Undeniably Asher (The Colloway Brothers Book 2)(63)
Then one fateful night everything was taken away from me. And I was left with grief and nothing but a mountain of questions that I’ll never get the answers to. I still feel tethered to the Widowmaker’s curve, where two more sad, weathered wooden crosses mark untimely deaths.
One for Beck.
One for our baby.
I find it ironic now that I can’t let people in and I ended up loving a man who was exactly the same as me. Had that horrible night not happened, I have no doubt we wouldn’t have made it long-term. There were too many secrets between us. He knew my mom walked out on us, but I never talked about her. I didn’t talk about Livia and my resentment that she was never around. And he never knew my dad was a gambling addict.
Now that I’m in love again, I don’t want that secrecy, that barrier between Asher and me, because ultimately it will destroy us. Secrets are nothing more than lies of omission and I’m a big, black cavern of them. I don’t want to be this person. I don’t want to lose the best thing to happen to me in a very long time because I’m incapable of exposing my inner ugly scars. I’m starting to think I need professional help.

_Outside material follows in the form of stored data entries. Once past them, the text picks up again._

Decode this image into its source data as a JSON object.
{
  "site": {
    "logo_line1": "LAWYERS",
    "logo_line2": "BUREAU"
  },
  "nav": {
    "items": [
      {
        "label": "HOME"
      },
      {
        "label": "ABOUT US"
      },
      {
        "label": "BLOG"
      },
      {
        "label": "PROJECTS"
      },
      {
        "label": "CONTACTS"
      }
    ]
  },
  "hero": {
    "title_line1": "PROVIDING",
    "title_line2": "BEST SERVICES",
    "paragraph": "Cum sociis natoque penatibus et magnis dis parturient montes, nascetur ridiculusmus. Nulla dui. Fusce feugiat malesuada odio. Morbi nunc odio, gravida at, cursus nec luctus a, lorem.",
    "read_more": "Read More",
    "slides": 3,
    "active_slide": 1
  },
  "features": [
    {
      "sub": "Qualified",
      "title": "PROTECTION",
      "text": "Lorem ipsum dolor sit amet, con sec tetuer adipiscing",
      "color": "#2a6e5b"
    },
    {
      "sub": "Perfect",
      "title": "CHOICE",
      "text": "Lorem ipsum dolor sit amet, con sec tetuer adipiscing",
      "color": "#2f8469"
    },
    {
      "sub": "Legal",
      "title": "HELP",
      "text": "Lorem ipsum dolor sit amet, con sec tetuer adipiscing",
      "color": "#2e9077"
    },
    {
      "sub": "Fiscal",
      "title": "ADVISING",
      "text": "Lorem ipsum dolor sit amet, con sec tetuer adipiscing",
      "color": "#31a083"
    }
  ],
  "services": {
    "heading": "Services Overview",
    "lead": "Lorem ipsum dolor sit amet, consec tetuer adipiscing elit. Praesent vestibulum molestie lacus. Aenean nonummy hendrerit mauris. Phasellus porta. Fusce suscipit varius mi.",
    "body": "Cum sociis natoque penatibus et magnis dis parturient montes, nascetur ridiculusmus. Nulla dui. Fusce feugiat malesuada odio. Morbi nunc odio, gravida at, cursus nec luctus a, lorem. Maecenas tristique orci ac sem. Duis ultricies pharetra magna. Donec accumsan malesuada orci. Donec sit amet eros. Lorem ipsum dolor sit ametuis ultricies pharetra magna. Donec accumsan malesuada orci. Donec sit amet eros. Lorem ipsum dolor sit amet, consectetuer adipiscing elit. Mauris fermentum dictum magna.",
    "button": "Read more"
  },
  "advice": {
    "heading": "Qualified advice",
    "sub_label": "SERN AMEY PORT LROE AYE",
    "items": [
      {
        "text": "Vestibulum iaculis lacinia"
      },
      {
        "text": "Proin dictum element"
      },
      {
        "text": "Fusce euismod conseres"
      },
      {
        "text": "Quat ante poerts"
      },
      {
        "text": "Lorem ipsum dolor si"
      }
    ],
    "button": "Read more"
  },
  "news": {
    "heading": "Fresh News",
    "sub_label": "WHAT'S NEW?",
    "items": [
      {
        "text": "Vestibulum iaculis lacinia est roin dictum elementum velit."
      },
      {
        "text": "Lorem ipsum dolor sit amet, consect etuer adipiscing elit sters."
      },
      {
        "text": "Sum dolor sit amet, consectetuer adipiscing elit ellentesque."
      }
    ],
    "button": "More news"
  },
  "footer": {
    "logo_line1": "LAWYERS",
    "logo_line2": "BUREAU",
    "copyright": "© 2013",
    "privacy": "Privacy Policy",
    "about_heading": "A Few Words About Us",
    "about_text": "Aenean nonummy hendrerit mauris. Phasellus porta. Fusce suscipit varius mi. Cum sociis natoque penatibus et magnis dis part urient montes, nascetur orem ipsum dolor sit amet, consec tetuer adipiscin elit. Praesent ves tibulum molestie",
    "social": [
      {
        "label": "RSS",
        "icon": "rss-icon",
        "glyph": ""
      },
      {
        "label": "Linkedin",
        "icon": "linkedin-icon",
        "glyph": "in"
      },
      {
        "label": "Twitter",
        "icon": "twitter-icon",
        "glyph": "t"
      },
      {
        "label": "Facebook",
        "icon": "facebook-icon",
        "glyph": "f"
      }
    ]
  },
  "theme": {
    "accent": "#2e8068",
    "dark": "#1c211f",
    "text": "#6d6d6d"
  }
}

“What are you thinking so hard about over there, baby?” Asher’s breath skates over my naked flesh and a wash of heat instantly settles over me, bringing me back from the past firmly into the present.
So much, I want to say, but instead of telling him everything I’m really thinking, I deflect, because I’m a fucking expert in that art. And we do need to talk through last night with words, instead of with our bodies.
I need to make sure this relationship isn’t going down the same path as my last one. Because I don’t think I can handle it if it is. I loved Beck and losing him was hard. But already my feelings are so much stronger for Asher, and losing him…I just don’t know if I’m strong enough to survive it. The fact that I feel this way about him so early in our relationship is extremely disconcerting.
“Who was she?” I ask quietly.
He stiffens behind me. “Who was who?”
“The woman who made you so mistrustful.”
I turn in his arms so our faces are just inches apart. Reaching up, I trace his thick brow, lightly dragging my finger down his scruffy jaw. I want to look into his eyes and have him tell me the truth.
“What makes you think it’s a woman?” He’s not sarcastic, but asking like he genuinely wants to know.
“A woman recognizes another woman’s handiwork in the wounds left behind on her man.”
He laughs. “Is that so?”
“Yes.”
“What do you think this elusive woman did?” He brushes a piece of errant hair from my face and I’m not sure I could be any more in love with him than I am right now. The words are on the tip of my tongue, but once they’re out, I need to be willing to be completely honest with him. About everything. And I just don’t think I’m quite there yet. But I want to be. I want to get there.
“Hmmm…if I had to guess it would be that she cheated on you.”
He gazes at me thoughtfully. I easily see the hurt flicker in his beautiful blues. It makes me sad. It hurts my heart.
We both have a past. We’ve both endured pain at the hands of another person who was supposed to love us, yet here we are, willing to try again. Trying hard to unlock the chains, to be vulnerable, to open up. We’re both struggling with former demons that want to keep us shackled and unhappy, and somehow that makes it a little bit easier. At least for me.
“It was a long time ago,” he replies quietly.
“But the wound still runs deep.”
A sad smile curls his lip. “It sounds like you know all about it.” His reply isn’t accusatory or confrontational. It’s fact. He sees more than I think I let on. He wants me to know it. No one has ever gotten me like Asher. No one.
“I have my own wounds, yes.” He has no idea that even that small admittance is a very big step for me. I take great pains to make sure everyone around me thinks I’m hunky dory, but deep down I’m just…not.
“I know, baby. You can trust me.” We both smile at the exact words that caused this mess to begin with.
“I think that’s something we both need to work on,” I tell him.
“Hmm,” he says thoughtfully, almost like he’s far away. “I guess so.”
I don’t want to lose what we’re building here and I suddenly panic. What if he decides I’m just too much work? That my outer shell is too damn hard to crack before he can get to the gooey goodness inside? I need to start opening up, as hard and painful as it may be. Maybe if I open the door just a crack at a time, I can get through this.